C. Yönetimin Çözülmesi

Locke’a göre, yönetimin çözülmesinden açıklıkla söz etmek isteyen birisi, her şeyden önce, toplumun çözülmesiyle, yönetimin çözülmesini birbirinden ayırmalıdır. İnsanlar topluluğu meydana getirirken, gevşek doğa durumundan çıkıp siyasal bir toplum haline geçmek ve ayrı bir devlet olmak için anlaşmışlardır. Bu birliğin çözülmesinin olağan ve hemen hemen tek yolu ise, ülkelerini fetheden bir yabancı gücün akınıdır. Böyle bir durumda, bir deprem sonucunda enkaz yığını haline gelmiş bir evin duvarları nasıl dayanıklı olmazsa toplumun çözüldüğü yerde de yönetimin olması öylece olanaksızdır.

Yönetimlerin bu dışarıdan yıkılmasının yanı sıra içeriden de çözülebilmeleri mümkündür.

Bir defa, yasama organının değişmesiyle yönetim çözülür. Yasama organı parçalanır ya da kaldırılırsa, ardından çözülme ve ölüm gelir. Çünkü, yasama organı toplumun özü ve birliği, yegane iradesidir. Çoğunluk yasama organını bir kere kurunca, iradenin açıklanmasını ve yerine getirilmesini o sağlar. Halkın onayı ve atamasıyla yetkilendirilmiş kişilerin yönetimi altında halkın birliğinin sürekli olmasını sağlayan yasama organının kurulması, toplumun ilk ve temel yasasıdır.

İkinci olarak, yönetimin bozulması, otorite sahiplerinin iktidarlarını kötüye kullanmaları durumunda ortaya çıkar. Ancak bu durum, yönetim biçimlerine göre değişiklikler gösterir.

Yönetimin çözülmesinin bir diğer nedeni ise, yasama ya da yürütme güçlerinin, kendilerine verilen yetkilere aykırı hareket etmeleridir.
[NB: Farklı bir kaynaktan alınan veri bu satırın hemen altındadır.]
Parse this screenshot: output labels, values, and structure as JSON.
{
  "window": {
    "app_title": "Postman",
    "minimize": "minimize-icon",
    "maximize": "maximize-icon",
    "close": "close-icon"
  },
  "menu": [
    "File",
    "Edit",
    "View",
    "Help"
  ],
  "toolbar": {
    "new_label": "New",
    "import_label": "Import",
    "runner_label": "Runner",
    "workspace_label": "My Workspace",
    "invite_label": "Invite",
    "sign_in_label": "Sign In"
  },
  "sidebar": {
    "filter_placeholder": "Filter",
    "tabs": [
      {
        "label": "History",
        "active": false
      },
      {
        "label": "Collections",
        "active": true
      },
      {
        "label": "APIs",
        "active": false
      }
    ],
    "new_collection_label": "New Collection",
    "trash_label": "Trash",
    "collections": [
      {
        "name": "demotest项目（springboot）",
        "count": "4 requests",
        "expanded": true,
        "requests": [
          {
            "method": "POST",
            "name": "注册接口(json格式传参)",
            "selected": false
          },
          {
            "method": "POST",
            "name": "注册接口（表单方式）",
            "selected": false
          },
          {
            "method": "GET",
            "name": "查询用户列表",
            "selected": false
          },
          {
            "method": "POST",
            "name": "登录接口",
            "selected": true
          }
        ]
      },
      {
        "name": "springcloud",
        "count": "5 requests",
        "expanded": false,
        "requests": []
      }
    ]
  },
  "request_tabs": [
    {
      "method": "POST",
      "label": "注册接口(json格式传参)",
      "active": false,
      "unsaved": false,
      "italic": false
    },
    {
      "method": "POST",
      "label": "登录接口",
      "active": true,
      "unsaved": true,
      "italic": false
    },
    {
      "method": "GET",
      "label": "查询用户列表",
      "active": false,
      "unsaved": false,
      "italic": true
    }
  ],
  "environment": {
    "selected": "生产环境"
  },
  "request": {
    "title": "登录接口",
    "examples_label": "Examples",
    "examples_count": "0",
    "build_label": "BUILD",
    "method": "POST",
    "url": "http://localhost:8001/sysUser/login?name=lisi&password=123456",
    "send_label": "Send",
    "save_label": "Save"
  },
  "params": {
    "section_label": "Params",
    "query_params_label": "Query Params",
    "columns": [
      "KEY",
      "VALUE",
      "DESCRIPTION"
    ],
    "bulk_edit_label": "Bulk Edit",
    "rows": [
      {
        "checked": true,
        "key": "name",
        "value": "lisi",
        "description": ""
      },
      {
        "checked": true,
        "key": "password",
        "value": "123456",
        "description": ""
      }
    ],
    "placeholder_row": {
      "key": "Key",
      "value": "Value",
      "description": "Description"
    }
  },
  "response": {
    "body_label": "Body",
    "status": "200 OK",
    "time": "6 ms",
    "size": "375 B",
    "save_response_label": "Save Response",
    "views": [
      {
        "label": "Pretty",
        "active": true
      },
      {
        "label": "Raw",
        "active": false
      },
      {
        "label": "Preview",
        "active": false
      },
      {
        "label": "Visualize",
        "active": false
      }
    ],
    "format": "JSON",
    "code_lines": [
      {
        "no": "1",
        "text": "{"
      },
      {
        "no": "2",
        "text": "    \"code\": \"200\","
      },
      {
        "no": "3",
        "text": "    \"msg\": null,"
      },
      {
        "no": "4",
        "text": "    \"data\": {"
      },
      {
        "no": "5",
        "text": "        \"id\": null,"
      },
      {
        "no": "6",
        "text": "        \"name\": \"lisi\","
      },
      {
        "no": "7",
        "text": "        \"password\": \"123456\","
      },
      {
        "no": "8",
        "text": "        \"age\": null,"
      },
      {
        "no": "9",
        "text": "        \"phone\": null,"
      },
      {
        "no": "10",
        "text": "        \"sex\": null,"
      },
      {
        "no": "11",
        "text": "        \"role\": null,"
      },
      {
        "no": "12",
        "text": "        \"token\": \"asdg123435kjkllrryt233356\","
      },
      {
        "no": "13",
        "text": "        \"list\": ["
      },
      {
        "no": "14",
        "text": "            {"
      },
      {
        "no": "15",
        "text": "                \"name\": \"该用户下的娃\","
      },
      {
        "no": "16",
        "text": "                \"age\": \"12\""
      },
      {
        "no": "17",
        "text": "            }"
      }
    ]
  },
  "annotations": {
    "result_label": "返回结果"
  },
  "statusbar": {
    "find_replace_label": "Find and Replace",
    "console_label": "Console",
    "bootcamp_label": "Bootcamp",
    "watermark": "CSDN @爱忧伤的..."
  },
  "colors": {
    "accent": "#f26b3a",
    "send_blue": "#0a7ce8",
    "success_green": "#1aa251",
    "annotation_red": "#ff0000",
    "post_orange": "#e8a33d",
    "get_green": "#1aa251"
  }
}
Bütün bu durumların gerçekleşmesi halinde halkın çözülen yönetimin yerine bir yönetim kurma hakları doğar.

SONUÇ

John Locke, siyasal düşünceler tarihinde oldukça önemli ve seçkin bir yere sahiptir. Doğal hukuk düşünceleri arasında yer alan Locke’a seçkin bir yer kazandıran şey ise, oldukça sağlam bir mantıkla işlemiş olduğu teorisidir. Locke’un teorisi, bir çok bakımdan günümüzde de büyük bir önem taşımaktadır. Her şeyden önce John Locke, çağdaşı olan Hobbes’tan farklı olarak orta sınıfın iktidardan pay alabilmesinin bir anlamda sözcülüğünü yapmış ve teorisini hazırlamaya çalışmıştır. Buna karşılık Hobbes ise, yavaş yavaş ortaya çıkan orta sınıfın, iktidarın koruması altında gelişmesini hedeflemişti. Bu bakımdan klasık liberal anlayışın köklerinin bir çoğunu Locke’da bulabilmek mümkündür. Locke, aynı zamanda liberalizmin öncülerinden ve kurucularından birisi olarak kabul edildiği gibi Amerikan Devrimini ve ilk yazılı Anayasanın ortaya çıkışını fikirleriyle önemli ölçüde etkilediği de savunulmaktadır.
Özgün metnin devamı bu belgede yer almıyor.